Dilek’i evinde vuran polisin 26 yıla kadar hapsi isteniyor
Polis silahından çıkan kurşunla ağır yaralanan ve hayatını kaybeden Dilek Doğan ile ilgili iddianamade o polis için 26.5 yıla kadar hapis istendi.
İstanbul Emniyet Müdürlüğü Terörle Mücadele Şubesi’ne bağlı ekipler tarafından Sarıyer Küçük Armutlu’da yapılan operasyonda 25 yaşındaki Dilek Doğan göğsüne isabet eden kurşunla yaralanmıştı. Hastanede tedavi altına alınan Dilek Doğan, 7 gün süren yaşam mücadelesini kaybetmişti. Doğan’ın yakınları, Doğan’ın yaralanmasına polis kurşununun neden olduğunu iddia etmişti. Bu iddia ile ilgili olarak emniyet tarafından yapılan yazılı açıklamada ise operasyon sırasında aile üyelerinden birinin polisin silahını elinden almaya çalışması sırasında yaşanan arbede sonucu Dilek Doğan’ın göğsüne isabet eden kurşunla yaralandığını olayla ilgili soruşturma başlatıldığı belirtilmişti.
Adli kontrolle serbest bırakılmış
Soruşturmada olayın yaşandığı ve Dilek’in hayatını kaybettiği eve yapılan operasyona katılan polis memurlarının ifadesini alındı. Dilek’in, ölümüne sebep olduğu ileri sürülen bir polis memuru savcılık tarafından tutuklanma talebi ile nöbetçi Sulh Ceza Hakimliği’ne sevk etti. Hakimlik, polis memurunu adli kontrolle serbest bıraktı. İstanbul Cumhuriyet Başsavcılığı, Doğan’ın hayatını kaybettiği olayla ilgili olarak yürüttüğü soruşturmayı tamamladı. Savcılık, silahından çıkan mermi sonucu ağır yaralanan ve hastanede hayatını kaybeden Dilek Doğan’ın ölümüne neden olduğu öne sürülen bir polis hakkında ‘kasten öldürmenin ihmali davranışla işlenmesi ve kamu görevlisine ait araç ve gereçleri suçta kullanmak’ suçlarından 20 yıldan 26,5 yıla kadar hapis talebiyle iddianame hazırladı. İddianame İstanbul 12. Ağır Ceza Mahkemesi’ne gönderildi.
‘Kızım canlı bomba değil’
Dilek Doğan’ın annesi Aysel Doğan olay anını şöyle anlatmıştı: “Polisler eve ayakkabı ile girdi. Kızım da ‘galoş giyin, sonra girin’ deyince tartışma çıktı. Silah sesi duydum ve kızım yere yığıldı. Kızımız vurulduktan sonra polislerle itiş kakış yaşadık. Sonra hastaneye getirdik kızımı. Benim kızım canlı bomba değil. Canlı bomba olsa evde mi yatar, neden vurdular?” Anne ve baba Doğan, kızlarının cenazesini toprağa verdikten sonra ise “Kızımı yıkadılar definden önce. Saçlarını kurutturdum üşümesin diye. İyice kuruttular, annesi de ördü güzelce. Çok severdi saçlarını” demişti.
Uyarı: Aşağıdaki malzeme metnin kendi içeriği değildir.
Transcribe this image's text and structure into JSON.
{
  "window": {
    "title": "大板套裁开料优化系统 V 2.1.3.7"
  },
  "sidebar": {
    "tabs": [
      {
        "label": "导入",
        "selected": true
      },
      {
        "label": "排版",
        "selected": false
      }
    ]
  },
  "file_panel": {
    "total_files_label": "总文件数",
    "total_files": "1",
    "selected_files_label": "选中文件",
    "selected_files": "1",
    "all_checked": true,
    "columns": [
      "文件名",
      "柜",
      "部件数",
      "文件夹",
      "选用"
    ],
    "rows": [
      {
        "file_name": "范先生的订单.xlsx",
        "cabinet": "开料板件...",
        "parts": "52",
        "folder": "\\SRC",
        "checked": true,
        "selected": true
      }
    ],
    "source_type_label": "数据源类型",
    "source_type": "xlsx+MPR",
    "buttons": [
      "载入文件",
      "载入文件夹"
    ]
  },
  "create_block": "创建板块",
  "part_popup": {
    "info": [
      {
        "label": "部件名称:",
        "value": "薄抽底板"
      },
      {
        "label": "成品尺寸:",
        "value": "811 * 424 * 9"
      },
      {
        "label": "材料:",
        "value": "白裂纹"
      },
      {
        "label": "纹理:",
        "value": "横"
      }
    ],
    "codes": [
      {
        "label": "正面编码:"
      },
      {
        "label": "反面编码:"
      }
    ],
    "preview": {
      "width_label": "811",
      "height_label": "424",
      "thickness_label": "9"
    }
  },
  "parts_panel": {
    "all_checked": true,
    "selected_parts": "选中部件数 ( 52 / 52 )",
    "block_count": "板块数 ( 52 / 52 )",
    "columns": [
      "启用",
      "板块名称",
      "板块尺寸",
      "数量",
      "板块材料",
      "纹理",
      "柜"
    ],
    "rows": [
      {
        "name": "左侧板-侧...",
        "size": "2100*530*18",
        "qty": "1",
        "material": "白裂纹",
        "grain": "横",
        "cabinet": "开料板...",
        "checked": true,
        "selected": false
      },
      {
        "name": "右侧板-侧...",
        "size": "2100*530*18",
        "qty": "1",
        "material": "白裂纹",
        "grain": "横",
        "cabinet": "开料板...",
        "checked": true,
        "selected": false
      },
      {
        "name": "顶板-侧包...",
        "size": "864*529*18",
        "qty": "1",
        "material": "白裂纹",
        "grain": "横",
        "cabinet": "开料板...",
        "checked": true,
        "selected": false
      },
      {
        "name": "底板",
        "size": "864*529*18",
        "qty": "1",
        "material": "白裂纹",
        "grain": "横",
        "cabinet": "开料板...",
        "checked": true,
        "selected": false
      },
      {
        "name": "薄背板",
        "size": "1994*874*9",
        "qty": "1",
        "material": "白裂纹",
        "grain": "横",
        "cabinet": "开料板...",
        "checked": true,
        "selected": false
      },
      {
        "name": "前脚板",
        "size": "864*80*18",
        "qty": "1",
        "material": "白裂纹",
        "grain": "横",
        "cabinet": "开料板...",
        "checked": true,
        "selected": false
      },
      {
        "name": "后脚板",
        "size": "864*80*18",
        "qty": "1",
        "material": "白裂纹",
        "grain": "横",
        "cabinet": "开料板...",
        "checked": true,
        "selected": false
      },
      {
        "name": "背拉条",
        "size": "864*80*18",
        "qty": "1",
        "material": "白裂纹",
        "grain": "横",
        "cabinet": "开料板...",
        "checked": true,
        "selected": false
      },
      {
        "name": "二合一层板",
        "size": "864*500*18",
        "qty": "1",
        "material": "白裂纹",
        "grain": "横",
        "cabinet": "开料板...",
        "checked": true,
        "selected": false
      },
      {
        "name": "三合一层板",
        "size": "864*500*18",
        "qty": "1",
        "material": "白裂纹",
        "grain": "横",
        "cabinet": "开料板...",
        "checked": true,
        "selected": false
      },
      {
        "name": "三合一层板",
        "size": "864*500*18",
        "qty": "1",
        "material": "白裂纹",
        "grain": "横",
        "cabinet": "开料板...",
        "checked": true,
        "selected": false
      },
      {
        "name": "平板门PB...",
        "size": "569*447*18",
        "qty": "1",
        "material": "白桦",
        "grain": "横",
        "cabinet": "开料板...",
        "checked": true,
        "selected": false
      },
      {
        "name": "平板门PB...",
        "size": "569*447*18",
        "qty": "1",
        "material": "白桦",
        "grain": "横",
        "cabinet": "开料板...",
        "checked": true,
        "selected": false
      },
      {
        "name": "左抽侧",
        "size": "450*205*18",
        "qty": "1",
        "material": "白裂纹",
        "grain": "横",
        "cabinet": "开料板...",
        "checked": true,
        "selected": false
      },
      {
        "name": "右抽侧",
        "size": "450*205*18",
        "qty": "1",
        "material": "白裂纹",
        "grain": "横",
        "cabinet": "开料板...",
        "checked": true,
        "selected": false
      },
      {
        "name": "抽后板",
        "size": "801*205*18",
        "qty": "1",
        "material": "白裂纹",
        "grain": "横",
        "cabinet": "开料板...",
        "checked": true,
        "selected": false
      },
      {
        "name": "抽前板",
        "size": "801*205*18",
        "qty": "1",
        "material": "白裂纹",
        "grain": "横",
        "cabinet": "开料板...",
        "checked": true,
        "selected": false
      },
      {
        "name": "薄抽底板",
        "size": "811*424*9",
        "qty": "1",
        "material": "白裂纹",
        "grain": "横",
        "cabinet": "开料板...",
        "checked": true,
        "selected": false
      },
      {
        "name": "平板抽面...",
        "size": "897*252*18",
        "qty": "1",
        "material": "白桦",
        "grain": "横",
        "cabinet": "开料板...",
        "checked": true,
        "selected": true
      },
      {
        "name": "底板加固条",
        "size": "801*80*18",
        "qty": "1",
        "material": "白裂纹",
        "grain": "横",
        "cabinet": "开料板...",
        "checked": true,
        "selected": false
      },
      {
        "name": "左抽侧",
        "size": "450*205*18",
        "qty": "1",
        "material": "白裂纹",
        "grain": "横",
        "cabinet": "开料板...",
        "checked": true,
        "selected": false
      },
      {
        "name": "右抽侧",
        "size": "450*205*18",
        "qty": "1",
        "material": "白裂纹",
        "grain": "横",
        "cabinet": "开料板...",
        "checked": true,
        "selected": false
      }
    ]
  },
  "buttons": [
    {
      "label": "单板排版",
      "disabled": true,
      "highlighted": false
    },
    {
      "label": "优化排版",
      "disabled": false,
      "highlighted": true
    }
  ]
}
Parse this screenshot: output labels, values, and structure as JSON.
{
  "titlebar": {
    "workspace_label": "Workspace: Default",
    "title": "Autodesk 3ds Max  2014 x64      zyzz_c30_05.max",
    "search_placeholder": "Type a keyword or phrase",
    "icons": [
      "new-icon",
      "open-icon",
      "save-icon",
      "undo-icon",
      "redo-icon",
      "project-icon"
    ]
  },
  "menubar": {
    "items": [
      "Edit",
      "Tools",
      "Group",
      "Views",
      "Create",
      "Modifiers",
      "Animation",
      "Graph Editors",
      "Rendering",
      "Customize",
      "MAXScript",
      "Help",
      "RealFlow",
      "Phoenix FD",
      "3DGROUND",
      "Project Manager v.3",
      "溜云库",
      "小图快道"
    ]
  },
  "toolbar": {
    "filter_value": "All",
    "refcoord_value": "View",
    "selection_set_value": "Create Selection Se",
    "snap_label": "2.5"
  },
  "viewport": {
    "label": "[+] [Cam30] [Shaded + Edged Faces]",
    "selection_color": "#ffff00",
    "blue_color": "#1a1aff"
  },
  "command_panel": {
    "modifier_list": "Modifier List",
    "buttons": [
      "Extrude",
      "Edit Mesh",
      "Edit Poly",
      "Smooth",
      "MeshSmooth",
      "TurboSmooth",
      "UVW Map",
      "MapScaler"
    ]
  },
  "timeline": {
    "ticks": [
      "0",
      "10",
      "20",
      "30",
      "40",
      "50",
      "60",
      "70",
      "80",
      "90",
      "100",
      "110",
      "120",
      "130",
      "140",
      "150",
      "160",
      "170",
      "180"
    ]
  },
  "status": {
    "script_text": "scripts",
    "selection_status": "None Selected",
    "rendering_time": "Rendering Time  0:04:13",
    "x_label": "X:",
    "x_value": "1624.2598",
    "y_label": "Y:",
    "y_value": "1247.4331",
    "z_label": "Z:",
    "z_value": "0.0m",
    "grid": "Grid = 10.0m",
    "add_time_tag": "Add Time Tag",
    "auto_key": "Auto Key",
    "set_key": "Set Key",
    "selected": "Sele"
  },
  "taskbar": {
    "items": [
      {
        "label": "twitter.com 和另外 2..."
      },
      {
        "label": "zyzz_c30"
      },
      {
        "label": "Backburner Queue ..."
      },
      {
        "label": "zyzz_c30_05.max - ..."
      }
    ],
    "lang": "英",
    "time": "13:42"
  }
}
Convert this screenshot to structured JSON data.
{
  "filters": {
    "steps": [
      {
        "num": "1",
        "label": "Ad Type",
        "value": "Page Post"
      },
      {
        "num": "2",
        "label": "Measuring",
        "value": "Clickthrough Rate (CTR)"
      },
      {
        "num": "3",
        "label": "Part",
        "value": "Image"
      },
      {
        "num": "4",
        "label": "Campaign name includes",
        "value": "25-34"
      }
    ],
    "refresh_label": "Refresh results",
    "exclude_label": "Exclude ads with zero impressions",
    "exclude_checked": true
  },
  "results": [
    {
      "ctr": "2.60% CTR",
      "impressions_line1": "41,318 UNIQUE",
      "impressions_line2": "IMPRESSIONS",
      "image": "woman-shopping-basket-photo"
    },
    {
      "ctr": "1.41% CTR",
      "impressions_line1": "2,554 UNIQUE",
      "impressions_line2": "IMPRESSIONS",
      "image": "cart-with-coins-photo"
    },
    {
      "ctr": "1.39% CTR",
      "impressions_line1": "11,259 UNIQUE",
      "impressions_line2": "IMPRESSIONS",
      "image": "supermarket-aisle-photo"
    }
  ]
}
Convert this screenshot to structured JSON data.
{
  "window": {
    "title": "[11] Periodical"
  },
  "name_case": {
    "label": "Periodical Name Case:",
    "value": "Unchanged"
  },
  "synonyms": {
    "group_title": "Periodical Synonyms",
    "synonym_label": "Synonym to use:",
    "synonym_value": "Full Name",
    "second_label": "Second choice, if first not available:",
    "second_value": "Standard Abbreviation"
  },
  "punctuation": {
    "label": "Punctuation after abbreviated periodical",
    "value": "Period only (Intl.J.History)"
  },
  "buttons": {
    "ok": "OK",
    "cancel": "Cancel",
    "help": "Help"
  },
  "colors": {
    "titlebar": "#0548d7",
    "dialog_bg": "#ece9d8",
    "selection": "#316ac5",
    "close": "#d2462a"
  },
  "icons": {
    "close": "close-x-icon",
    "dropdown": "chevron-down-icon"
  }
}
Sarısülük’ü vuran polise 7 yıl verildi
Gezi olayları sırasında Haziran 2013’de başından vurularak öldürülen Ethem Sarısülük davasında savcılık hazırladığı iddianamede polis memuru Ahmet Şahbaz hakkında 1 yıl 4 aydan 5 yıla kadar hapis cezası istedi. “Meşru savunmada sınırın aşılması suretiyle öldürmek” suçlamasıyla hazırlanan iddianamede, Şahbaz’ın “Meşru savunma sınırını kasten aştığının söylenemeyeceği, sınırın kasıt olmaksızın aşıldığı” kaydedildi. Ancak yargılama sonunda mütalaa veren savcı, suçun niteliğinin değiştiğine dikkat çekerekn Şahbaz’ın, meşru müdafaa değil olası kasıtla adam öldürme suçundan ceza alması gerektiğini savundu ve 33 yıl 4 aya kadar ceza istedi. Yargılama sonucunda ise Şahbaz’a 7 yıl 9 ay 10 gün ceza verildi.